Dans l’histoire longue, c’est la première couleur que l’homme a maîtrisée, en peinture, très tôt, dès le Paléolithique, puis en teinture, à l’époque du Néolithique. La palette préhistorique est à dominante rouge avec aussi des nuances moins habiles de jaune et de noir. C’est encore trop tôt pour le vert et le bleu. En Europe, le rouge est resté longtemps la gamme dans laquelle les teinturiers se montraient les plus performants. C’est la couleur par excellence. Les langues slaves utilisent d’ailleurs le même mot pour dire rouge et pour dire beau. Cette primauté demeure dans les esprits même si on peut observer un retrait très frappant du rouge de la vie quotidienne à partir du XVIe siècle.
-Faut-il y voir l’influence de la Réforme ?
Oui, cela correspond au moment où les réformateurs protestants moralisent les couleurs.

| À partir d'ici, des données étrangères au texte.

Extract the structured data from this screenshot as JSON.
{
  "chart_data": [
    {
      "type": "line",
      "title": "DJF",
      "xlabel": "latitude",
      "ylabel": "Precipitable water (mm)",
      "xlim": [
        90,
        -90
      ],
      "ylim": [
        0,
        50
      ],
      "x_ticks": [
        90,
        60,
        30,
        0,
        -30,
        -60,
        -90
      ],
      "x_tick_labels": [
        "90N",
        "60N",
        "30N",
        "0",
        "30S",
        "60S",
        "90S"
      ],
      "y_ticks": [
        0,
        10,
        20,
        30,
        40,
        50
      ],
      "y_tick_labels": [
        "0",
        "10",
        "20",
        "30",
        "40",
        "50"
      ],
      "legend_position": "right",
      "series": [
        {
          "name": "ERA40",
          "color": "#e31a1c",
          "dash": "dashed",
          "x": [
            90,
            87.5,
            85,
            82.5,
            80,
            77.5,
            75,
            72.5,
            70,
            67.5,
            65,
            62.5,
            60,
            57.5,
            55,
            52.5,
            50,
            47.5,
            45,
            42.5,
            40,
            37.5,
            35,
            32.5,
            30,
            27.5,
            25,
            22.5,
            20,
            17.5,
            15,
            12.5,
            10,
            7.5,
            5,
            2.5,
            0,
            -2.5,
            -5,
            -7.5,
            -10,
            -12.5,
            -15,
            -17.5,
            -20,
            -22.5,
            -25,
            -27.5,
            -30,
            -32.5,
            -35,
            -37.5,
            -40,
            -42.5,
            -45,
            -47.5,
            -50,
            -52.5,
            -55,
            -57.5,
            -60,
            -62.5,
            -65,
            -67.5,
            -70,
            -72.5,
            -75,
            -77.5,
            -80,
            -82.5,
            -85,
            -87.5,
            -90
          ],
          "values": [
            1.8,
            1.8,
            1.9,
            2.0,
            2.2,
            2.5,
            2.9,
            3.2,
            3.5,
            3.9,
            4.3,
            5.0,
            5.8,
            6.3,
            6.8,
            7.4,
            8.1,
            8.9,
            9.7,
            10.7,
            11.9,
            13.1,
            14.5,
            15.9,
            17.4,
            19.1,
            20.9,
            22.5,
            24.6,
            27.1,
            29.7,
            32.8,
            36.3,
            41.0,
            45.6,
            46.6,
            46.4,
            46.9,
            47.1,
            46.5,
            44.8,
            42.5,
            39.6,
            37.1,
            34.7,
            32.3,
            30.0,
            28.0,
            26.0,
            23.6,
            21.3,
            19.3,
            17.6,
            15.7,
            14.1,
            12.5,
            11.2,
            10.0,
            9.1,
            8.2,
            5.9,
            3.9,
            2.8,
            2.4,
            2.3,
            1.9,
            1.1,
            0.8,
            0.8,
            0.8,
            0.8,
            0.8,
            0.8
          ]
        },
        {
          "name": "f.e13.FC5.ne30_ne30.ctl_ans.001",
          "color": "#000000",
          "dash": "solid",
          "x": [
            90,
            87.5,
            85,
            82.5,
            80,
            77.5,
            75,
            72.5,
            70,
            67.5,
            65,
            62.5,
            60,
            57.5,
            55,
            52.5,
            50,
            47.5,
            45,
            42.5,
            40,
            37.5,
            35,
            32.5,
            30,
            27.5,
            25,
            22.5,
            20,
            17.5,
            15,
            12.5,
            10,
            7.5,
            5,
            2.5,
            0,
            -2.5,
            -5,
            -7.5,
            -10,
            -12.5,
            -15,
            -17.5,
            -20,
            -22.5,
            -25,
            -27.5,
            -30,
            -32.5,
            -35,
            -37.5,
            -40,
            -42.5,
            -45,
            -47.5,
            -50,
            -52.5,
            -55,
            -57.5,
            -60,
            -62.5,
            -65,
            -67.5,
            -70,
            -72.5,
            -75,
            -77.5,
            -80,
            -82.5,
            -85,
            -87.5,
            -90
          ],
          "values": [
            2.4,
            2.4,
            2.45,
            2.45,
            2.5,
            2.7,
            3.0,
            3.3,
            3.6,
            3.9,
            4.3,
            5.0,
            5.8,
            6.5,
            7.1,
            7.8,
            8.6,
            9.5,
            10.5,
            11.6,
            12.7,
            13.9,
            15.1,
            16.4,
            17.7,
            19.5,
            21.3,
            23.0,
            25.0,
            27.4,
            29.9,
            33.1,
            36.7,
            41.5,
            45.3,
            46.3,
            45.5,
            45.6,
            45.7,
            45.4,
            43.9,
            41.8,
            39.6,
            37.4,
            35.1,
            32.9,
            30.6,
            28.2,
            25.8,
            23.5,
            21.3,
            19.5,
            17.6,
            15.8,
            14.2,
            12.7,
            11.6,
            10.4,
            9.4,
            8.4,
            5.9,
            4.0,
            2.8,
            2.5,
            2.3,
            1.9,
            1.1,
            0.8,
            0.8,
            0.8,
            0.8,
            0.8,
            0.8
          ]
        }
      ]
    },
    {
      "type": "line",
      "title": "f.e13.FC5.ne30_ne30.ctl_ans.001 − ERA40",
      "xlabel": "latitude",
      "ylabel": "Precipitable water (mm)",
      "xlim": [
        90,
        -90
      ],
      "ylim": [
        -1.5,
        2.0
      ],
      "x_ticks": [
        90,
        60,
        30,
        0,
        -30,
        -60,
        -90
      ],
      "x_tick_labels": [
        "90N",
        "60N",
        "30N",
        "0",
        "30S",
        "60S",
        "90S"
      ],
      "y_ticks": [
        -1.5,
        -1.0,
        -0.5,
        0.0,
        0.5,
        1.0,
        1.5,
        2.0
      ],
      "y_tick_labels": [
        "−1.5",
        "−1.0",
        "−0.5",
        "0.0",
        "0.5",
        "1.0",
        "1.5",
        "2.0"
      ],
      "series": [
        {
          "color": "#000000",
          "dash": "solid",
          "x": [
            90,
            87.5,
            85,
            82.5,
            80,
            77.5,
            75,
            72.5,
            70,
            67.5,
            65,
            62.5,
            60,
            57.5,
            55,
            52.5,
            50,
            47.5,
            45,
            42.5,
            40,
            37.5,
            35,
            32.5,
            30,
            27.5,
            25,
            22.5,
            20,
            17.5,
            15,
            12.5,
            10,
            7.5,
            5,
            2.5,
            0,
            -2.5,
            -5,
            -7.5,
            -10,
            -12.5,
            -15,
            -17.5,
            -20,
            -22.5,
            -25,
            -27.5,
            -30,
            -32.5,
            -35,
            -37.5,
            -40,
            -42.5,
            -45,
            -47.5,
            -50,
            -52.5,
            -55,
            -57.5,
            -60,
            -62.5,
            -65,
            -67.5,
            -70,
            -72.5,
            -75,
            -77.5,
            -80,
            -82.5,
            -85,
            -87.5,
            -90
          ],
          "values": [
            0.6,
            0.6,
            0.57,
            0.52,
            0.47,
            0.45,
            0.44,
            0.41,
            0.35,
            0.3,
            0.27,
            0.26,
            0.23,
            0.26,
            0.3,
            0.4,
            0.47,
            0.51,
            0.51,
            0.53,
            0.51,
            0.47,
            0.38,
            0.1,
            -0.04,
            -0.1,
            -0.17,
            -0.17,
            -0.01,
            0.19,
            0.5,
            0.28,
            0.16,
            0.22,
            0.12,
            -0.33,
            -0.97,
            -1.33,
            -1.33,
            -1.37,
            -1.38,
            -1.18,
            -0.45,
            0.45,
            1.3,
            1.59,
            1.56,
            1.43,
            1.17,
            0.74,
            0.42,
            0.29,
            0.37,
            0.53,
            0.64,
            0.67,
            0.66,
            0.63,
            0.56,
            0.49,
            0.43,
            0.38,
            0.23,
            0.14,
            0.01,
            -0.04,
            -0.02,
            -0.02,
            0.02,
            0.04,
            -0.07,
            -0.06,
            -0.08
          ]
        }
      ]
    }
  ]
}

Il y a les couleurs honnêtes pour les bons chrétiens – le noir, le gris, le blanc, le brun, le bleu – et puis les autres qui sont trop voyantes. Elles représentent une cause de désordre, une offense faite à Dieu. Cette considération religieuse a des répercussions très importantes sur le vêtement, la vie quotidienne et bien sûr le culte. On chasse les couleurs du temple. L’œil averti peut distinguer sans trop se tromper une palette catholique d’une palette protestante ; je pense par exemple à Rubens (1577-1640), l’un des plus grands coloristes, qui travaillait à Anvers, et, moins d’une génération plus tard, à Rembrandt (1606-1669), spécialise des camaïeux, des couleurs retenues et des vibrations de la lumière, aux Pays-Bas du Nord. […]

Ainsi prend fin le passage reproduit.